Earnings Growth: Deceleration but Continued Expansion
- The estimated year-over-year earnings growth rate for the S&P 500 in Q2 2025 stands at 4.9%. This represents a notable slowdown from the robust 11.9% growth recorded in Q1 2025.
- If this estimate holds, it would be the lowest growth rate since Q4 2023 (4.0%).
- Revenue growth is also moderating, with an estimated 4.1% year-over-year increase, below both the 5-year (7.0%) and 10-year (5.2%) averages.
- This would mark the 19th consecutive quarter of revenue growth for the index.
Earnings Revisions: Widespread Downward Adjustments
- Since the start of Q2, analysts have reduced earnings estimates for S&P 500 companies by 4.1% on a per-share basis—more than the 5-year (-3.0%) and 10-year (-3.1%) averages for estimate cuts within a quarter.
- Downward revisions have been broad-based, affecting 14 of 16 tracked sectors, with only Aerospace and Utilities seeing estimate increases.
- The largest cuts have hit Conglomerates, Autos, Transportation, Energy, Basic Materials, and Construction.
- Even the pivotal Technology and Finance sectors, which together account for over half of S&P 500 earnings, have seen estimates revised down, though the pace of cuts in Tech has stabilized recently.
Corporate Guidance: Mixed Signals
- For Q2 2025, 58 S&P 500 companies have issued negative EPS guidance, while 50 have issued positive guidance.
- The proportion of negative guidance is actually less than average, suggesting that while expectations have moderated, outright pessimism is not widespread.
Valuations: Elevated Relative to History
- The forward 12-month price-to-earnings (P/E) ratio for the S&P 500 is 21.6, above both the 5-year (19.9) and 10-year (18.4) averages.
- This elevated valuation persists despite the deceleration in earnings growth, reflecting continued investor optimism or a premium for perceived quality and resilience.
Sector and Company Highlights
- Information Technology: This sector continues to lead, with all six industries projected to report year-over-year revenue growth, and the sector as a whole expected to post the highest revenue growth rate at 11.8%.
- Example: Broadcom (AVGO) reported a standout quarter with 20% total revenue growth, driven by a 46% surge in AI semiconductor revenue and successful software integration.
- Energy: The only sector expected to report a year-over-year decline in revenues, reflecting ongoing challenges from lower energy prices and weaker product margins.
- Consumer and Services: Companies like Disney and Starbucks have reported solid results, with Disney posting a 7% revenue increase and Starbucks seeing a 2% rise in consolidated net revenues, though both have faced margin pressures from higher costs and strategic investments.
Market Sentiment and Outlook
- The Q2 earnings season is occurring against a backdrop of heightened market volatility and shifting investor sentiment, influenced by macroeconomic uncertainty and global trade dynamics.
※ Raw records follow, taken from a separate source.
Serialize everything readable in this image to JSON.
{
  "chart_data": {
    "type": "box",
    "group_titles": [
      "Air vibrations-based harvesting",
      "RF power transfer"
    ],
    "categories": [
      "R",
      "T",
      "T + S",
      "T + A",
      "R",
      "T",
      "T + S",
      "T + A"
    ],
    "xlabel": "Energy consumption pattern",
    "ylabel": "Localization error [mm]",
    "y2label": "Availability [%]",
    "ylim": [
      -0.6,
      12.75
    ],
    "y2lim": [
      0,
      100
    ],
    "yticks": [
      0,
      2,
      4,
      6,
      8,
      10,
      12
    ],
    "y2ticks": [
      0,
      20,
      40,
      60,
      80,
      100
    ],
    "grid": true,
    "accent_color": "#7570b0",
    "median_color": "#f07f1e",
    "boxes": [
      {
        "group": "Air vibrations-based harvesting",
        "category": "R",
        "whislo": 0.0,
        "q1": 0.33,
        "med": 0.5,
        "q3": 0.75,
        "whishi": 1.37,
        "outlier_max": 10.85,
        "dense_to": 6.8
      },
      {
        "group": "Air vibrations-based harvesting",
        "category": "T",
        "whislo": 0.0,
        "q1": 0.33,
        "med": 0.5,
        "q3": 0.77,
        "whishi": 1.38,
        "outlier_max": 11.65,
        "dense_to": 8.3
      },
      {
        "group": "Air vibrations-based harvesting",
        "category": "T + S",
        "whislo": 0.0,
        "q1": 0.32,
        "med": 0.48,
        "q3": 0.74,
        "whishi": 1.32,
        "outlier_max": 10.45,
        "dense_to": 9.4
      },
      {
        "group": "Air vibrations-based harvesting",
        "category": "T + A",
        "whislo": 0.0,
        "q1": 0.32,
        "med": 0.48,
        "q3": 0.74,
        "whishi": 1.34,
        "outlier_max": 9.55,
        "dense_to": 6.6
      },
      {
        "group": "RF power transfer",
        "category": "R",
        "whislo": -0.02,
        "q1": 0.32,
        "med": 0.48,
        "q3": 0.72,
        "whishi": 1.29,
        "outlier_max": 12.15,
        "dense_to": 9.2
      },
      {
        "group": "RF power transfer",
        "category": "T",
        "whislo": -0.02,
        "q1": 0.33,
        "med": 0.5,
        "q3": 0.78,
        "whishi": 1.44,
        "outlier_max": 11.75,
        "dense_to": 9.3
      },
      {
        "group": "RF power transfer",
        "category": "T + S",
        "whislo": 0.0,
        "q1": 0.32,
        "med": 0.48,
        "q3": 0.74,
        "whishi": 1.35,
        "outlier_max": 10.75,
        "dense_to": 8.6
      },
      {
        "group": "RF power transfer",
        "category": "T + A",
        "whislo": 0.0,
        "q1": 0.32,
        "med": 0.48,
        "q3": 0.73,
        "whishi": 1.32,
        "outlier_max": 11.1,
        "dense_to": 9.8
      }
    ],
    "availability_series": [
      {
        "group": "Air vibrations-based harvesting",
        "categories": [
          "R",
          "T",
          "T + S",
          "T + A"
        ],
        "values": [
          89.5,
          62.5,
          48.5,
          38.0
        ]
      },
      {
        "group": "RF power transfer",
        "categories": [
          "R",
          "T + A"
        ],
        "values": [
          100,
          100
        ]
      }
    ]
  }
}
- The rotation from growth to value stocks observed in Q1 has continued, with value and dividend strategies outperforming, and international equities gaining traction as investors seek diversification.
- Despite the moderation in earnings growth, corporate results have largely exceeded lowered expectations, helping to support equity market rebounds and maintain elevated valuations.
Conclusion
The Q2 2025 earnings season is marked by a clear deceleration in both earnings and revenue growth for the S&P 500, with widespread downward revisions to estimates and sector-specific headwinds, particularly in Energy and cyclicals. However, the resilience of key sectors like Technology, the stabilization of estimate cuts, and a less-than-average share of negative guidance suggest that the corporate profit engine remains intact, albeit at a slower pace. Elevated valuations and ongoing macroeconomic uncertainty warrant vigilance, but the overall tone of the season so far is one of cautious optimism, supported by robust results from industry leaders and persistent revenue growth across most sectors.